How its walls changed over this period is an interesting question.[4] Once a colony, a modest oppidum of 485 X 865 metres in the south-west corner of the present city, it nevertheless boasted a monumental gateway in the form of the Porta Aurea, erected by Claudius in AD 43.[5] Consisting of two arches flanked by two 8m towers, the latter were sadly destroyed by Venetians in the fifteenth century, with its gate following the same fate in 1582. Today the best preserved portions are near the Venetian angle-tower, the Torre dei Preti.

Later circuits were built by Valentinian III according to the ninth-century abbot and deacon Andreas Agnellus who composed the Liber Pontificalis ecclesiae Ravennatis (though archaeological evidence points to an earlier date).[6] He relates that the emperor:

“… istius muri civitatis multum adauxit. Cingebatur autem (antea) quasi una ex opidis, et quod priscis temporibus angustiosa erat, idem augustus ingens fecit.”

A chronicle known as the Spicilegium ravennatis historiae claims an enlargement of the fortifications can be attributed to the Herul leader Odoacer:

et coepit amplificare muros civitatis Ravennae a turre secunda alveo aquae ducto usque ad locum, ubi dicitur Arcoras septum super fluvium Padennae suis expensis, et laboribus propriis. Secondo autem cum cuncta gente aequissimum explevit murum civitatis… mediaque casta delevit a Ponte Apollinaris quousque ad Monetam auream, quam ex latere fecit, et fecit Palatium super flumen Padennae, ibique moratus est.”

While ninth-century sources refer to the eastern half of the city’s walls as “murus novus” without attributing the works to a person or period.[7] Texts aside, however, it’s clear from archaeological reports (the curtain wall stands nowhere to its full height) that the wall’s height was 9m (and 2.2m thick). A relatively normal figure for peacetime Roman fortification (the Aurelianic Roman circuit was 7.8m, Barcelona was 9.19m, Verona was 11.8m) but is low in comparison with the fifth-century walls of Rome or the Theodosian circuit of Constantinople.

Towers were a rare feature. While gate-towers occurred at the Porta Aurea and Porta Salustra and the two surviving Venetian towers (Torre Zancana and Torre dei Preti) probably replaced earlier circular originals, it’s hard to speculate the location of any others given two waterways (Montone and Ronco) were forced to flow around the city in the fourteenth century, altering defensive requirements in the process. It’s not even a given that the principal city gates (Porta Teguriense, Porta Gaza and Porta S. Lorenzo) necessarily had towers either given absence of them at Porta Vandalaria.

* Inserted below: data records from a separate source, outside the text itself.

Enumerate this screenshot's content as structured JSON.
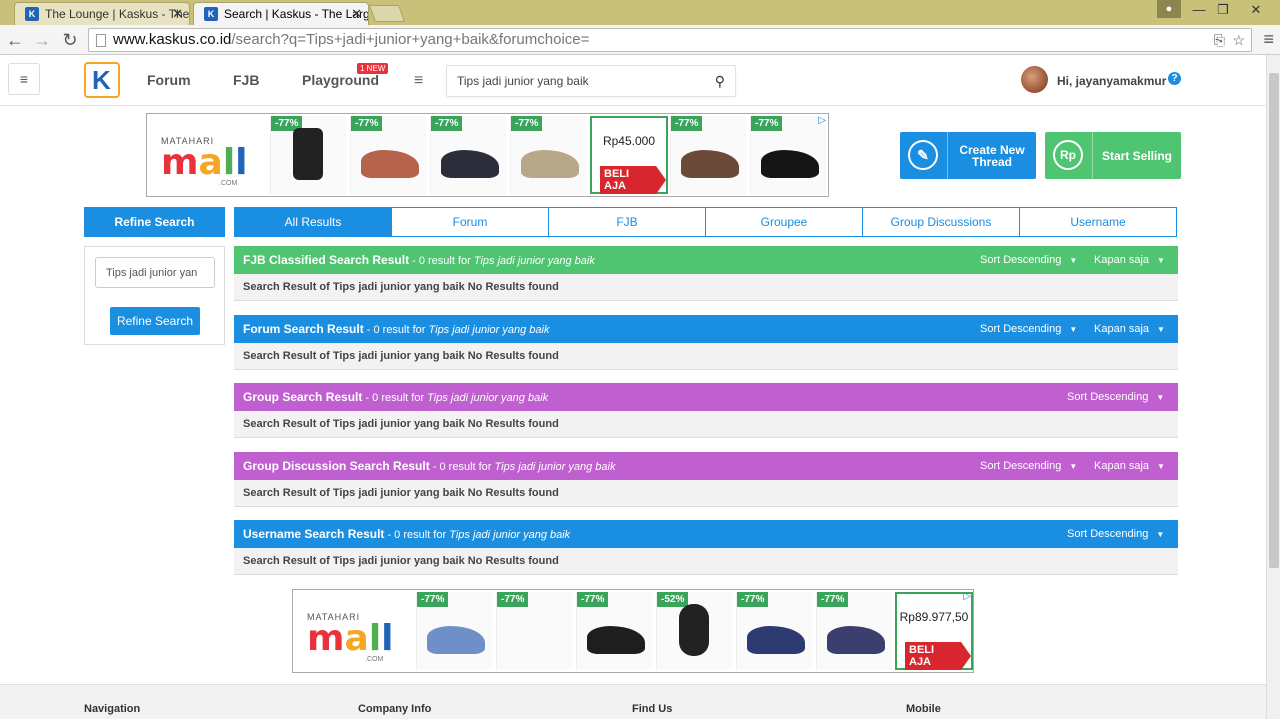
{
  "browser": {
    "tabs": [
      {
        "title": "The Lounge | Kaskus - The"
      },
      {
        "title": "Search | Kaskus - The Larg"
      }
    ],
    "url_host": "www.kaskus.co.id",
    "url_path": "/search?q=Tips+jadi+junior+yang+baik&forumchoice="
  },
  "header": {
    "logo_letter": "K",
    "nav": {
      "forum": "Forum",
      "fjb": "FJB",
      "playground": "Playground"
    },
    "new_badge": "1 NEW",
    "search_value": "Tips jadi junior yang baik",
    "greeting": "Hi, jayanyamakmur",
    "help": "?"
  },
  "ad_top": {
    "brand_top": "MATAHARI",
    "brand_main": [
      "m",
      "a",
      "l",
      "l"
    ],
    "brand_com": ".COM",
    "discounts": [
      "-77%",
      "-77%",
      "-77%",
      "-77%",
      "-77%",
      "-77%"
    ],
    "price": "Rp45.000",
    "buy": "BELI AJA"
  },
  "ad_bottom": {
    "brand_top": "MATAHARI",
    "brand_main": [
      "m",
      "a",
      "l",
      "l"
    ],
    "brand_com": ".COM",
    "discounts": [
      "-77%",
      "-77%",
      "-77%",
      "-52%",
      "-77%",
      "-77%"
    ],
    "price": "Rp89.977,50",
    "buy": "BELI AJA"
  },
  "actions": {
    "create_thread": "Create New Thread",
    "start_selling": "Start Selling",
    "rp": "Rp"
  },
  "sidebar": {
    "title": "Refine Search",
    "input_value": "Tips jadi junior yan",
    "button": "Refine Search"
  },
  "result_tabs": [
    "All Results",
    "Forum",
    "FJB",
    "Groupee",
    "Group Discussions",
    "Username"
  ],
  "results": [
    {
      "title": "FJB Classified Search Result",
      "count": " - 0 result for ",
      "query": "Tips jadi junior yang baik",
      "sort": "Sort Descending",
      "time": "Kapan saja",
      "body": "Search Result of Tips jadi junior yang baik No Results found",
      "color": "#4fc572"
    },
    {
      "title": "Forum Search Result",
      "count": " - 0 result for ",
      "query": "Tips jadi junior yang baik",
      "sort": "Sort Descending",
      "time": "Kapan saja",
      "body": "Search Result of Tips jadi junior yang baik No Results found",
      "color": "#1a8ee1"
    },
    {
      "title": "Group Search Result",
      "count": " - 0 result for ",
      "query": "Tips jadi junior yang baik",
      "sort": "Sort Descending",
      "time": "",
      "body": "Search Result of Tips jadi junior yang baik No Results found",
      "color": "#c060d0"
    },
    {
      "title": "Group Discussion Search Result",
      "count": " - 0 result for ",
      "query": "Tips jadi junior yang baik",
      "sort": "Sort Descending",
      "time": "Kapan saja",
      "body": "Search Result of Tips jadi junior yang baik No Results found",
      "color": "#c060d0"
    },
    {
      "title": "Username Search Result",
      "count": " - 0 result for ",
      "query": "Tips jadi junior yang baik",
      "sort": "Sort Descending",
      "time": "",
      "body": "Search Result of Tips jadi junior yang baik No Results found",
      "color": "#1a8ee1"
    }
  ],
  "footer": {
    "navigation": "Navigation",
    "company": "Company Info",
    "find_us": "Find Us",
    "mobile": "Mobile"
  }
}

A large number of posterns (30) and gates (14) studded the walls. In fact, the sheer number of them suggests several linked neither roads or paths but served as drains and/or secret passages. Sidonius Apollinaris described Ravenna as being “encircled by branches of the Po, which “flow into the town, bringing commerce in their wake [and often failed to flush out sewage that instead stuck itself to bargemen’s poles!]”[8] so it’s likely that just as many streams entered the city as roads. Indeed, perhaps it was because there were so many waterways girdling the city that there were so few towers – they may have felt a little superfluous from a defensive standpoint.

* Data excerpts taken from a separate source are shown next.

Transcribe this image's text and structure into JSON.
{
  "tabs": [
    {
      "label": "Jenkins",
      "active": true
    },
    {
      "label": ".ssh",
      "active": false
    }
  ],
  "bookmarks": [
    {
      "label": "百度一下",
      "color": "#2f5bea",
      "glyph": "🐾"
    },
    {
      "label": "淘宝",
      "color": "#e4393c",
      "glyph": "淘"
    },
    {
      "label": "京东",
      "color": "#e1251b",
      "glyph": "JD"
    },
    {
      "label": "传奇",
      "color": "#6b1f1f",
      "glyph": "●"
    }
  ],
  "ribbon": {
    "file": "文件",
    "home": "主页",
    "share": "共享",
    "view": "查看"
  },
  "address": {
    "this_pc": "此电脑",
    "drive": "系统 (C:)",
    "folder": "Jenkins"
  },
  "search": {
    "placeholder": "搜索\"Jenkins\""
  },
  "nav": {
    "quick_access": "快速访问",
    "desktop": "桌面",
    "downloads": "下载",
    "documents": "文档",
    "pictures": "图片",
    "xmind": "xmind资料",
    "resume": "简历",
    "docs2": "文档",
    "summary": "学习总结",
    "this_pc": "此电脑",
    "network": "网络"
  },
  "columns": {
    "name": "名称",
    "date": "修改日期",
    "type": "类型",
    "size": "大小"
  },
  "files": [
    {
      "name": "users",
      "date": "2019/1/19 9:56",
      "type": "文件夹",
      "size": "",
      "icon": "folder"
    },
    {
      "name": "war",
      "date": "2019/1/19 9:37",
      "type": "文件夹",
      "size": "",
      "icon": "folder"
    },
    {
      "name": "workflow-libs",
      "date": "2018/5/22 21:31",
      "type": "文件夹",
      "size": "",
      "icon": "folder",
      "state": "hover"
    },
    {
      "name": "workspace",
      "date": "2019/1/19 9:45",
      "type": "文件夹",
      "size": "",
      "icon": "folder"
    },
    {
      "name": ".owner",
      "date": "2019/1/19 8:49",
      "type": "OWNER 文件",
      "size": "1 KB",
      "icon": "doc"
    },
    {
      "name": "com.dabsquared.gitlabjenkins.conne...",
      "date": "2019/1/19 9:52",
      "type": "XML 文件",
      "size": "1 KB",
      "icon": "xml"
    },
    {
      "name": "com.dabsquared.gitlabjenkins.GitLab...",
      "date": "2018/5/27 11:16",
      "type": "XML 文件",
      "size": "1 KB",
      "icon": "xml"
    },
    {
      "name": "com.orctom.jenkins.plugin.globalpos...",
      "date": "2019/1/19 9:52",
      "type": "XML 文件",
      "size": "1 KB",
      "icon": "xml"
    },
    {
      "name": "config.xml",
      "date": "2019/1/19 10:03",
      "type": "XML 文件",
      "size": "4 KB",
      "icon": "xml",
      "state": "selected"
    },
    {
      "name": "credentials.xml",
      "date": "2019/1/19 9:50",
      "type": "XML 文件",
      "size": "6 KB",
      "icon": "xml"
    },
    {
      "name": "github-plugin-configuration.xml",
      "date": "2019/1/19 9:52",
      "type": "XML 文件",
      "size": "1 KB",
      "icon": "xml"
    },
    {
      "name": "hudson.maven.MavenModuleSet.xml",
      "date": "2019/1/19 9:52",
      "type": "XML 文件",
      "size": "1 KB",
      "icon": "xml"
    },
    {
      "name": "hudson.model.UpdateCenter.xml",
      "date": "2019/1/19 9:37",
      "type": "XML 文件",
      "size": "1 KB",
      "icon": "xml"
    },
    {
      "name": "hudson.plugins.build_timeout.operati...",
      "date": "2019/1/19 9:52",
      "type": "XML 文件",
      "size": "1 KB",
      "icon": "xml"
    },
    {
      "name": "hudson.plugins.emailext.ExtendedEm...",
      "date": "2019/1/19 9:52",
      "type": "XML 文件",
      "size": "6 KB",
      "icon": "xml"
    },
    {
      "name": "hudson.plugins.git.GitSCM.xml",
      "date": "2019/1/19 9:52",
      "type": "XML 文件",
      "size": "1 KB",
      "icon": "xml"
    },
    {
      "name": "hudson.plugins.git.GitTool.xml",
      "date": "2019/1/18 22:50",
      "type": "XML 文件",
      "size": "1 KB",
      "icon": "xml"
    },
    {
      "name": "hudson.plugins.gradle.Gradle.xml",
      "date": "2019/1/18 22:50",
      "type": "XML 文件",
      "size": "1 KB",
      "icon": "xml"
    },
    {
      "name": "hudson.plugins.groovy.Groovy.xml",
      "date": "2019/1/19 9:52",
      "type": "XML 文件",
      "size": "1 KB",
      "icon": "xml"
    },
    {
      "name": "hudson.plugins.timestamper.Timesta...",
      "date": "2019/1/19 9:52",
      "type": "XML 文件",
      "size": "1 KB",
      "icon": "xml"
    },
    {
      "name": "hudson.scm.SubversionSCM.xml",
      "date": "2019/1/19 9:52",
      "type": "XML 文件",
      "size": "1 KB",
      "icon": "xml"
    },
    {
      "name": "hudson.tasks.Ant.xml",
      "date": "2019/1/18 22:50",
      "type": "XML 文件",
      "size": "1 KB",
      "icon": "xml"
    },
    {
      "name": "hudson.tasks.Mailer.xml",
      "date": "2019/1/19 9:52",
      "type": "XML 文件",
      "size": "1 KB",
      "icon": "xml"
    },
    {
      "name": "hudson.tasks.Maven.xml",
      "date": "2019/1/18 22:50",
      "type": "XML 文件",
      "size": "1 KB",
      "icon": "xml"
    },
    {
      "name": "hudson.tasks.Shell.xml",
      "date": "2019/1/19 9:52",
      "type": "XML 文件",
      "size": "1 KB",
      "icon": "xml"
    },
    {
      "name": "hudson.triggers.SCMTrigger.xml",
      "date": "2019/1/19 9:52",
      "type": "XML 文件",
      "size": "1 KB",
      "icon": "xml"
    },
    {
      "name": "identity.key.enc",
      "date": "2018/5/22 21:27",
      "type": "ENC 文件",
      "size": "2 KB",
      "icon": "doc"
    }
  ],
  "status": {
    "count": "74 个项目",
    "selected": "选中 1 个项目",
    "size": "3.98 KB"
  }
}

For further reading see D. M. Deliyannis, Ravenna in Late Antiquity (2014)

[1] Despite the city’s relative prosperity, Ravenna was not included among those cities which were fortified by Gallienus or Aurelian in the wake of the Alemannic invasions of N. Italy in the second half of the third century. Other centres that had entirely new circuits added in the period were Bologna, Parma, Mantua, Brescia and probably Pisa.

[2] Even the larger total, however, made it a relatively small city when compared to other regional cities such as Trier (285 ha), Lyon (200 ha), Carthage (321 ha) and Milan (250 ha) in E. Cirelli, “Ravenna: Rise of a Late Antique Capital,” Debating Urbanism: Within and Beyond Walls AD 300-700 (2010), p. 243.

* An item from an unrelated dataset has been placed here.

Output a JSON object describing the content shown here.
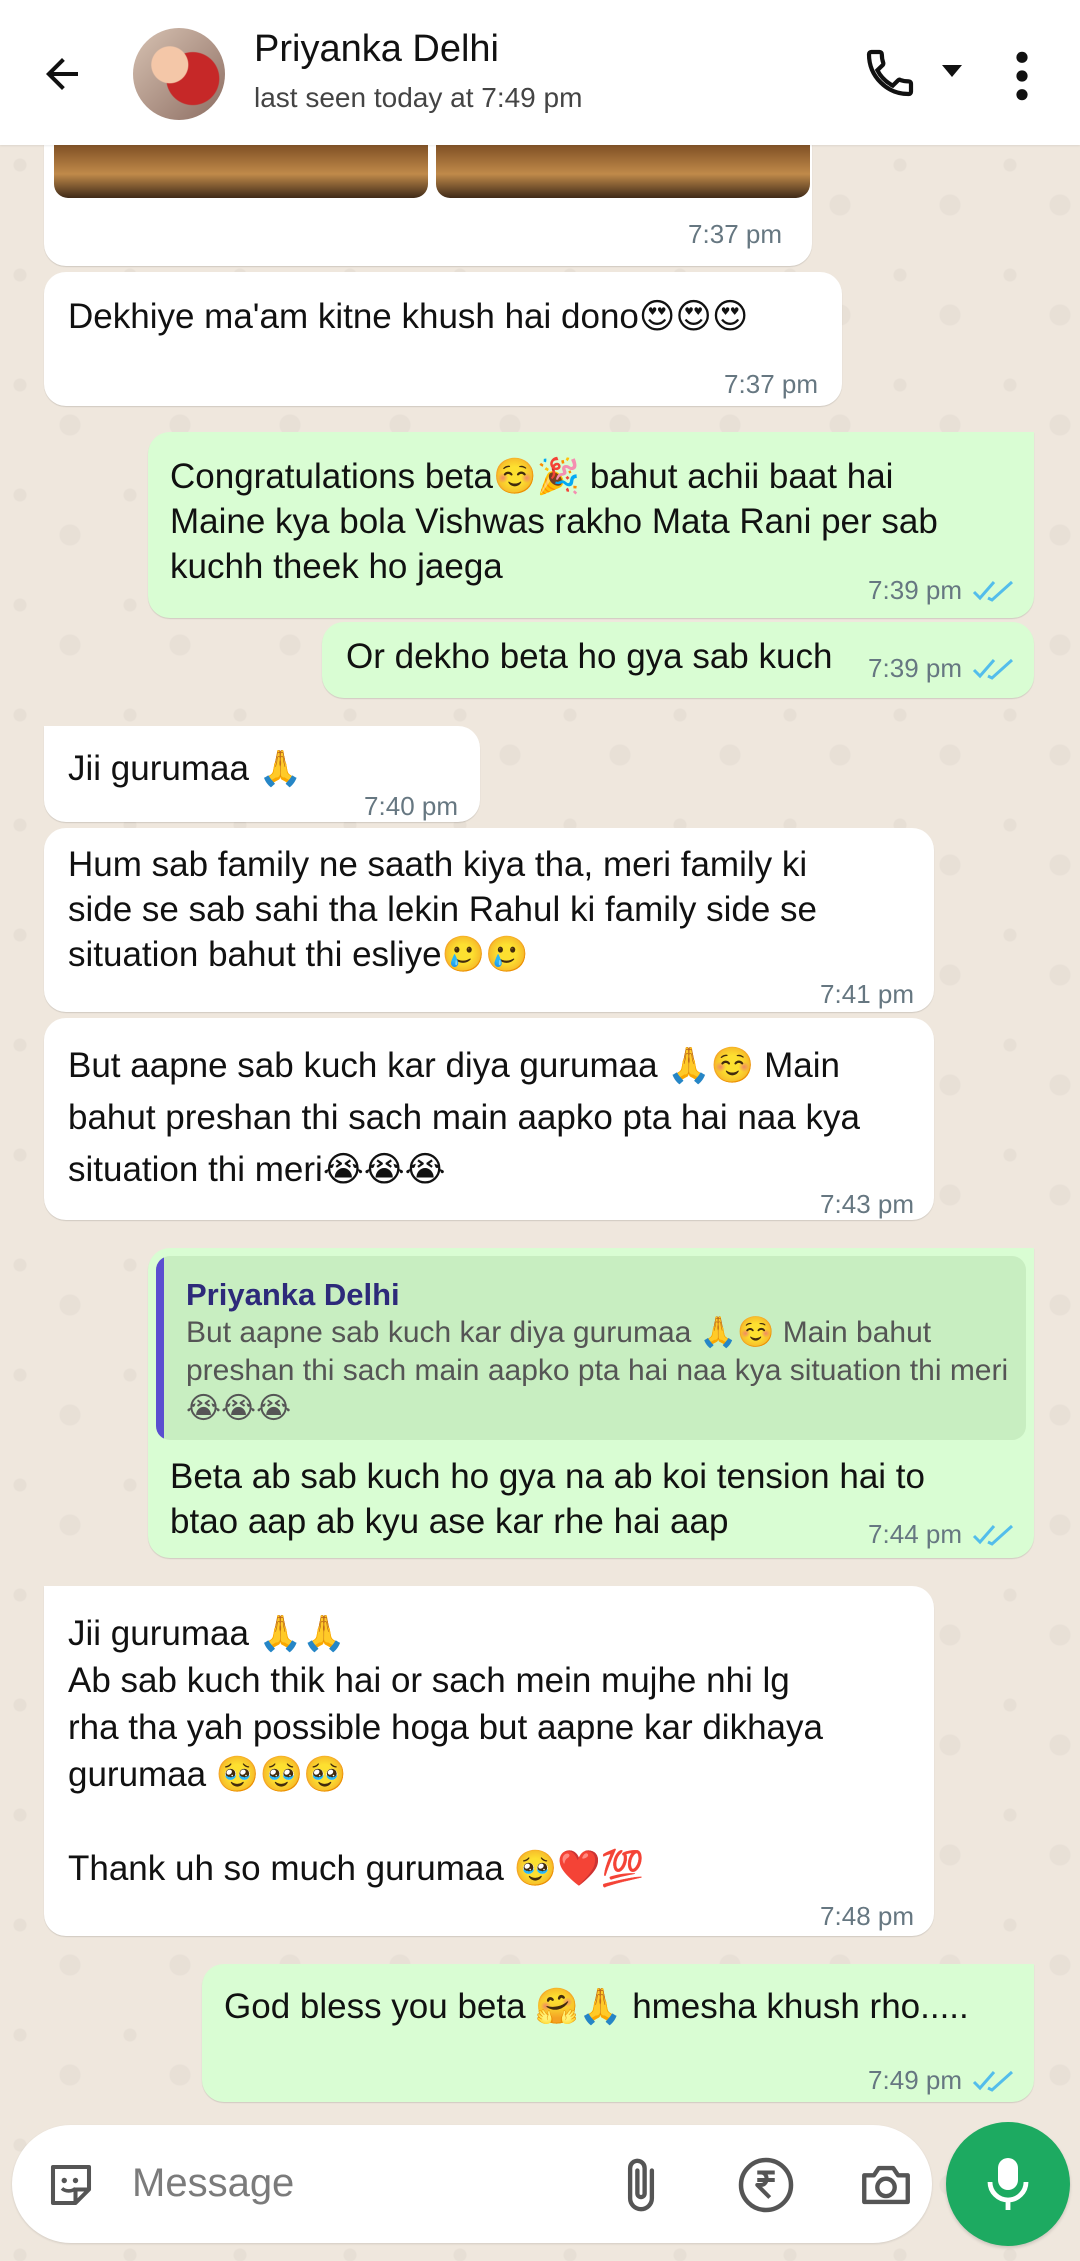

[3] “Taken altogether, the archaeological evidence suggests that Ravenna’s walls were not built by Valentinian and that the city was fortified shortly before or after AD 402” (D. M. Deliyannis, Late Antique Ravenna [2014], p.54).

[4] Ravenna’s fortifications offer a half-way point between the lagoonal settlements like Torcello and Comacchio to the north (which relied not on wall but on nature and naval units for their defence) and towns that were approachable by the mainland such as Grado (which were equipped with strong circuit walls).

[5] Similar to the Porta Palatina in Turin and Porta Praetoria at Como, both of which are Augustan in date.

[6] See note 2.

[7] Rerum Italicarum Scriptores, I, (Mediolani 1725), 574-4; cf. Mazzotti 1970a, 289-90. The Spicilegium is a compilation of notices dating to 1346 or soon after: cf. M. Pierpaoli, Stori di Ravenna (Ravenna, 1986), 242-7.

[8] Sidonius, Epist. I, v. to Heronius.